И грянул в Хренодерках гром (Андрианова) - страница 49

Ливень, вызванный на Хренодерки с помощью Тарасюка, лил не переставая. Дороги превратились в жижу с непролазной грязью по колено, потоки воды грозили вымыть из почвы только что посеянные семена, подмывали надворные постройки. Угрожала выйти из берегов речка Закавыка. Резко поднявшийся уровень грунтовых вод грозил подтоплением погребов и лишением сельчан тех немногих продуктов, что еще остались. Сельчане уже начинали жалеть, что связались с Тарасюком. «Надо было к Светлолике идти», — тяжко вздыхали они, глядя на неиссякаемый поток, льющийся с небес.
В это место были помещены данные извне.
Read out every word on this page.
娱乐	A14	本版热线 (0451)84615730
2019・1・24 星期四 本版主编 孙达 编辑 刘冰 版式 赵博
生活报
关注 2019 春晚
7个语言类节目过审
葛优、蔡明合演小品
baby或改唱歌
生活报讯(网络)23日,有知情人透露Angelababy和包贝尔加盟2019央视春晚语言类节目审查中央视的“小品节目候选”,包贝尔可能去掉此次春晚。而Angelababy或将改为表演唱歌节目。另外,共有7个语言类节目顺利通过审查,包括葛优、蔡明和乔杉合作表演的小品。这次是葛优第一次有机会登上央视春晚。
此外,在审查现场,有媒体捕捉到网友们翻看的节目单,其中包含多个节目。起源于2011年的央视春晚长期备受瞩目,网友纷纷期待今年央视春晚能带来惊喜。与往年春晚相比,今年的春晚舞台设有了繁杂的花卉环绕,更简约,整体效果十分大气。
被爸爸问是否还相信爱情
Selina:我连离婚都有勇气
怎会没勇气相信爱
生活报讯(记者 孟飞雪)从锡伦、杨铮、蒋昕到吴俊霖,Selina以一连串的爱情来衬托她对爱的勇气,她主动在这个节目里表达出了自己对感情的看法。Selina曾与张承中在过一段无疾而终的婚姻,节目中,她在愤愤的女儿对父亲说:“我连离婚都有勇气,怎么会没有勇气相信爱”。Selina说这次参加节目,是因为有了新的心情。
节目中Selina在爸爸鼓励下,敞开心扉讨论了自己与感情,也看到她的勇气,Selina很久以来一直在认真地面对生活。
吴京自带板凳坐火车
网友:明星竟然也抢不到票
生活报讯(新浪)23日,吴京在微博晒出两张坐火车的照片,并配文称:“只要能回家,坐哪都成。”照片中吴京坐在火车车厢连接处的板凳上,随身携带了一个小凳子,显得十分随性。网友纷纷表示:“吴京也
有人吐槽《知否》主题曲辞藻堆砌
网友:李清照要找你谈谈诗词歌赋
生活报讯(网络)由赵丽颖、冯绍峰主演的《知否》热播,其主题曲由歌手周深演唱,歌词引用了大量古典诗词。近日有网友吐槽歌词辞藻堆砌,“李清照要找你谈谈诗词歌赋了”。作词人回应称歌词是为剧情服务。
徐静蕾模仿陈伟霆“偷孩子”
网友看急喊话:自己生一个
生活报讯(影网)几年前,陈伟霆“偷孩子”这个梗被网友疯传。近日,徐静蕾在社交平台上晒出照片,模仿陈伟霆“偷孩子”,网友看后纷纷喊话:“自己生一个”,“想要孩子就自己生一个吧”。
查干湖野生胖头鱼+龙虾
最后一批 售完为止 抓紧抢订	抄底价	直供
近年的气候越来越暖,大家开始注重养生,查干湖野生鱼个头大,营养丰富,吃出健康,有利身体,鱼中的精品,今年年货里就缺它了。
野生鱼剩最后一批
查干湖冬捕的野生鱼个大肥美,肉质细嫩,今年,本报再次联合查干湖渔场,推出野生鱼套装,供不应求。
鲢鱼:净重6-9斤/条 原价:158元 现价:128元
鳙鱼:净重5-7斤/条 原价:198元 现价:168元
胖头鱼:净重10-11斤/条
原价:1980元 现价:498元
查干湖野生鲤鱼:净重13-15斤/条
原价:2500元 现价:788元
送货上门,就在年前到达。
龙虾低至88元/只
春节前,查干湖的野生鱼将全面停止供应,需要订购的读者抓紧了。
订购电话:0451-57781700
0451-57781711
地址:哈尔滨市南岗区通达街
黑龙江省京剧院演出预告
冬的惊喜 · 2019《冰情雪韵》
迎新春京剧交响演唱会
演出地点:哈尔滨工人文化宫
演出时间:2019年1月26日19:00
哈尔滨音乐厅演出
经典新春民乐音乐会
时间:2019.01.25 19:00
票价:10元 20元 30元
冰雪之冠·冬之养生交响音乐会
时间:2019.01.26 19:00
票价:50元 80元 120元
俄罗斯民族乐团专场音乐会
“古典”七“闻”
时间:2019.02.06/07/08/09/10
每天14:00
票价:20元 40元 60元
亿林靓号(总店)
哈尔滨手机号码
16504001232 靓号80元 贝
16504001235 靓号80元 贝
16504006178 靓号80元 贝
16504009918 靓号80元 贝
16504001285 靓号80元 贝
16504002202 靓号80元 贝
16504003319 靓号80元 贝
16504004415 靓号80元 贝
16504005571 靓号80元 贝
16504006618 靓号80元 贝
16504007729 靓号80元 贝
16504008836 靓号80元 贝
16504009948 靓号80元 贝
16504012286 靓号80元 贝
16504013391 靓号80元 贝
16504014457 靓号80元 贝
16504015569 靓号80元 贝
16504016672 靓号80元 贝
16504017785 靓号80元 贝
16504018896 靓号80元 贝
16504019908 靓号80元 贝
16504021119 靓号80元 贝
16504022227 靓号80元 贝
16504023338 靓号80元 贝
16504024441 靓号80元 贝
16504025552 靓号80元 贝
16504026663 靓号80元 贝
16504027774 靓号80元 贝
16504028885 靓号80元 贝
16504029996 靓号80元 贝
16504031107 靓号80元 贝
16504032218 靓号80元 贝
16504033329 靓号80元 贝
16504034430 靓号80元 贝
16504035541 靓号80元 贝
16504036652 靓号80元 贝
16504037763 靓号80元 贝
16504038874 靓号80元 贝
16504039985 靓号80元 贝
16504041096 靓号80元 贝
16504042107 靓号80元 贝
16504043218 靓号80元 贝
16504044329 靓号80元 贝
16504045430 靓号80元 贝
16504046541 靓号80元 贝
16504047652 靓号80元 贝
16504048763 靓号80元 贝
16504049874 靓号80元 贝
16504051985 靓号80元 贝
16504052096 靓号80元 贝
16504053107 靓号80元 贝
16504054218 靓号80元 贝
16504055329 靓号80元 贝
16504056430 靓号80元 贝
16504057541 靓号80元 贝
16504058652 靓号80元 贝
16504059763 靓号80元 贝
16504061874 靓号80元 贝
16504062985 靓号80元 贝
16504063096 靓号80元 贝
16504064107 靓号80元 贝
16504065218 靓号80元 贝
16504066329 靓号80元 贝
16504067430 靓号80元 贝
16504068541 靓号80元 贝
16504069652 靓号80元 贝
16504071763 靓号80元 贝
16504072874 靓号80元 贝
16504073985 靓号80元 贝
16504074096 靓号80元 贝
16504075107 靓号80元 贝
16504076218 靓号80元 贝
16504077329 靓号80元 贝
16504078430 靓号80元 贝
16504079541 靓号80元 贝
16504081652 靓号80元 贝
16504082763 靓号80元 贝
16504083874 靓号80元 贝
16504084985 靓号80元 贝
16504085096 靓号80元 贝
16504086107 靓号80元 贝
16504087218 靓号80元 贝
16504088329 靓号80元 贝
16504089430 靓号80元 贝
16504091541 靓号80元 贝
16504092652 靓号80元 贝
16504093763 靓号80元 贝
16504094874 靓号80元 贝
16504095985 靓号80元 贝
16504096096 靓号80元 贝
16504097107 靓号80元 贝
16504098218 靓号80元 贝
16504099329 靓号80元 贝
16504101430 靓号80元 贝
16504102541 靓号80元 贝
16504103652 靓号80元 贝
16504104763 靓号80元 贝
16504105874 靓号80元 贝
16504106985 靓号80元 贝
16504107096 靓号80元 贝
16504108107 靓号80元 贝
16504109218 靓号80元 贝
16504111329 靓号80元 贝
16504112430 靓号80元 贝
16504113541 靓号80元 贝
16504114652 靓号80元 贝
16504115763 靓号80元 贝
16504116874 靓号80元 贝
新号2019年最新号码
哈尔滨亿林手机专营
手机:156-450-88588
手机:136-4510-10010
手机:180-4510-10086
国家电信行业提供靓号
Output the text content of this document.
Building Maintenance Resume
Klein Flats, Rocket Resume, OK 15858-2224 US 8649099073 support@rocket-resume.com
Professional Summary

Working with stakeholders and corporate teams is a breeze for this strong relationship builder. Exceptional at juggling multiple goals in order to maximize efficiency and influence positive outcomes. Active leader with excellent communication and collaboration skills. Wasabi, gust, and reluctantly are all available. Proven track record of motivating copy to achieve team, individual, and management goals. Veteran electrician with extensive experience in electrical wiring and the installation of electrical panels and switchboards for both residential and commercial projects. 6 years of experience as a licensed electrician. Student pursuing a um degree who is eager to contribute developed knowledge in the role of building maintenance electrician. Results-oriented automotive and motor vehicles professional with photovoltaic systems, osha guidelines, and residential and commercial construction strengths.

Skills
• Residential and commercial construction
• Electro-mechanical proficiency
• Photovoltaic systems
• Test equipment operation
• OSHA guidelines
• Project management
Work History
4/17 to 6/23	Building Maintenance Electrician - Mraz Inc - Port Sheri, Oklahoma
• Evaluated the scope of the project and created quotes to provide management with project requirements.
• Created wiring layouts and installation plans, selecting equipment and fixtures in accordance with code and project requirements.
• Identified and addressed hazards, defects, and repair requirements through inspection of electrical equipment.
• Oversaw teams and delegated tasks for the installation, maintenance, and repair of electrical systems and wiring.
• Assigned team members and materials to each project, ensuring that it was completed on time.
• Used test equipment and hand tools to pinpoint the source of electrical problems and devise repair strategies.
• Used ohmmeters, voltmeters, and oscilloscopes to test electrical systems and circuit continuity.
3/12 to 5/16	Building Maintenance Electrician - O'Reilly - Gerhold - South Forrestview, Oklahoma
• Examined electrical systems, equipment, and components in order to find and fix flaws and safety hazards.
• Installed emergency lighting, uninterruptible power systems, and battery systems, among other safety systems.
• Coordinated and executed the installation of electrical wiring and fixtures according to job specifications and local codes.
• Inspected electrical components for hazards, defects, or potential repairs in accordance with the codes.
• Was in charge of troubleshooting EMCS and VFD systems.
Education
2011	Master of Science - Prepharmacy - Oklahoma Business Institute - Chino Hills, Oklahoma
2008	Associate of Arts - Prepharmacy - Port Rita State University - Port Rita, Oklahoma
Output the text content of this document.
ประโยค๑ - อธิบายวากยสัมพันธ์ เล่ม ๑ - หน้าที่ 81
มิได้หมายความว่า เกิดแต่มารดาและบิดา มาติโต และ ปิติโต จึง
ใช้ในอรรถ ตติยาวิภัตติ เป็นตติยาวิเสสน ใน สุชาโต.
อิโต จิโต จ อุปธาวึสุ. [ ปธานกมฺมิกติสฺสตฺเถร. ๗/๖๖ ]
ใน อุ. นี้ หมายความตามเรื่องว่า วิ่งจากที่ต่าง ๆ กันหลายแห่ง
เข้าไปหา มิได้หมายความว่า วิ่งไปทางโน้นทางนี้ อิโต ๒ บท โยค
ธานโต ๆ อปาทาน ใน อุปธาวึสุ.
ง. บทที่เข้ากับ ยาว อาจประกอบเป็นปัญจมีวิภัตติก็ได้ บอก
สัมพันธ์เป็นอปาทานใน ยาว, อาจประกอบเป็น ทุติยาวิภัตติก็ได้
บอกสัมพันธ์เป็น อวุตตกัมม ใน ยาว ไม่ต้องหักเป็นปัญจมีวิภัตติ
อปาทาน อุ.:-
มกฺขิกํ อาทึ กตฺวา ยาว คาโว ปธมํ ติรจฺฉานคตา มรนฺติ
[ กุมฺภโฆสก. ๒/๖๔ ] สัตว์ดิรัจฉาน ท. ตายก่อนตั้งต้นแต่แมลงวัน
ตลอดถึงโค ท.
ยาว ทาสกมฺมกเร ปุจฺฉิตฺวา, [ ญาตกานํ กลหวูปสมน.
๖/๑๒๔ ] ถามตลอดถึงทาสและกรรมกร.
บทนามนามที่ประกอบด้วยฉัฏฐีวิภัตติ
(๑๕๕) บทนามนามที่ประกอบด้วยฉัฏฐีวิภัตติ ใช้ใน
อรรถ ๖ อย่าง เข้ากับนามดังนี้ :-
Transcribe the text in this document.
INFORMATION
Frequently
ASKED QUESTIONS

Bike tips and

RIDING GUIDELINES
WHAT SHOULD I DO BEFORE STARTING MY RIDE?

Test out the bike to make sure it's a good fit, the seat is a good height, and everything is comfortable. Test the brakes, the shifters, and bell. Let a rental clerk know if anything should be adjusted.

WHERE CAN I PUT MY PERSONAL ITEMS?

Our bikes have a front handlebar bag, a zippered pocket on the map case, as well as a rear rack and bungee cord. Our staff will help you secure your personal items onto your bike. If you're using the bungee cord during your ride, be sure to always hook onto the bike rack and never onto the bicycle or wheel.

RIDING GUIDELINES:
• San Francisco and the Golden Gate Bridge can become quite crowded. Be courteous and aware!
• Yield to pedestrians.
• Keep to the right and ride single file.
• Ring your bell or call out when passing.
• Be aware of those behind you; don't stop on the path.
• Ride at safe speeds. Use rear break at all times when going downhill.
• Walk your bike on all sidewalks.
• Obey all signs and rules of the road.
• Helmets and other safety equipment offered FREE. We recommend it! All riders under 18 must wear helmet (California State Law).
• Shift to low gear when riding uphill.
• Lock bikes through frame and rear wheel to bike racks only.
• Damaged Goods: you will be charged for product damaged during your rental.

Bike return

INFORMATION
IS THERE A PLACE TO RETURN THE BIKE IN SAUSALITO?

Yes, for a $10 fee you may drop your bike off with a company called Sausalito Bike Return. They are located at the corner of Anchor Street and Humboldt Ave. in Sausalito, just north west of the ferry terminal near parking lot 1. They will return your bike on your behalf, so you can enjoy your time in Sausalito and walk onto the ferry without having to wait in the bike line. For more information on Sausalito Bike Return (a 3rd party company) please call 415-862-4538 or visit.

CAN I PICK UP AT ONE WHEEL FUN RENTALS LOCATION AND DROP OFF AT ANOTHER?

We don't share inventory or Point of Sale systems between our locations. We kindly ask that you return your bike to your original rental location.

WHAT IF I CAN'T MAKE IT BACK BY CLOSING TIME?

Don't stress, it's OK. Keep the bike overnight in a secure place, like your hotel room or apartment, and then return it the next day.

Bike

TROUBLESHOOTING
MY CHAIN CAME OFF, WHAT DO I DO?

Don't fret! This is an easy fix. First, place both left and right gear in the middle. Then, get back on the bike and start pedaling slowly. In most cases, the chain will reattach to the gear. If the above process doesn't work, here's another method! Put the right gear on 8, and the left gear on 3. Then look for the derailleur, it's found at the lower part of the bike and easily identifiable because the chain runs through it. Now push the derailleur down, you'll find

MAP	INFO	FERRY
Дед Налим вышел из «Пьяного поросенка» с первыми петухами. Уставший от ночного бдения последнего посетителя хозяин хренодерского кабачка давно зевал до хруста в челюстях и с явным облегчением закрыл дверь за засидевшимся дедком на засов. Надо было идти наверх к жене и молиться, чтобы дражайшая супруга видела десятый сон — тогда уж точно не разбудит даже внезапное крушение самого кабачка. Грозная супруга уже не менее пяти раз за ночь спускалась вниз, всем видом своей капитальной фигуры являя осуждение за ночное бдение. В руке женщина многозначительно сжимала приличных размеров скалку, намекая кабатчику на грозящий семейный скандал. Но на вдового деда предмет устрашения действовал мало. Он терпеливо дожидался, пока женщине надоест злобное сопение с потрясанием предметами кухонной утвари, затем шмыгал носом, доверительно заглядывал в глаза кабатчику и спрашивал:

— Может, еще по рюмочке?

Хозяин «Пьяного поросенка» не видел смысла отказывать позднему посетителю. Как ни крути, а дед частенько навещал заведение, у него не было супруги, а значит, никто не мог воспрепятствовать посидеть за кружечкой пива или чем покрепче, главное, чтобы деньги в кошельке звенели.

Дед Налим как раз зябко ежился на порожке, не желая мокнуть под дождем по дороге до дому, но выбора не было. Сколько ни чеши затылок пятерней, дождь от этого меньше капать не станет. Дед тяжело вздохнул, оперся на клюку и сделал несколько шагов. Но только сапоги со смачным чмоканьем погрузились в дорожную грязь, мимо промчался огромный серый зверь с завывающим, как неупокоенный дух, всадником. Следом молча неслись две размытые тени вервольфиц.

— Чур меня! Чур! — обомлел селянин и принялся ломиться в закрытую дверь.

Но в кабачке уже все легли спать и открывать перепуганному до полусмерти старику вовсе не собирались. Наконец, после пяти минут непрерывного стука, ставни второго этажа распахнулись, и недовольный женский голос сварливо поинтересовался:

— Ты что, старый, озверел, что ли? Ночь на дворе, а ты в дверь ломишься! Щас спущусь и скалкой по башке твоей постучу. Будешь знать, как честным людям спать не давать.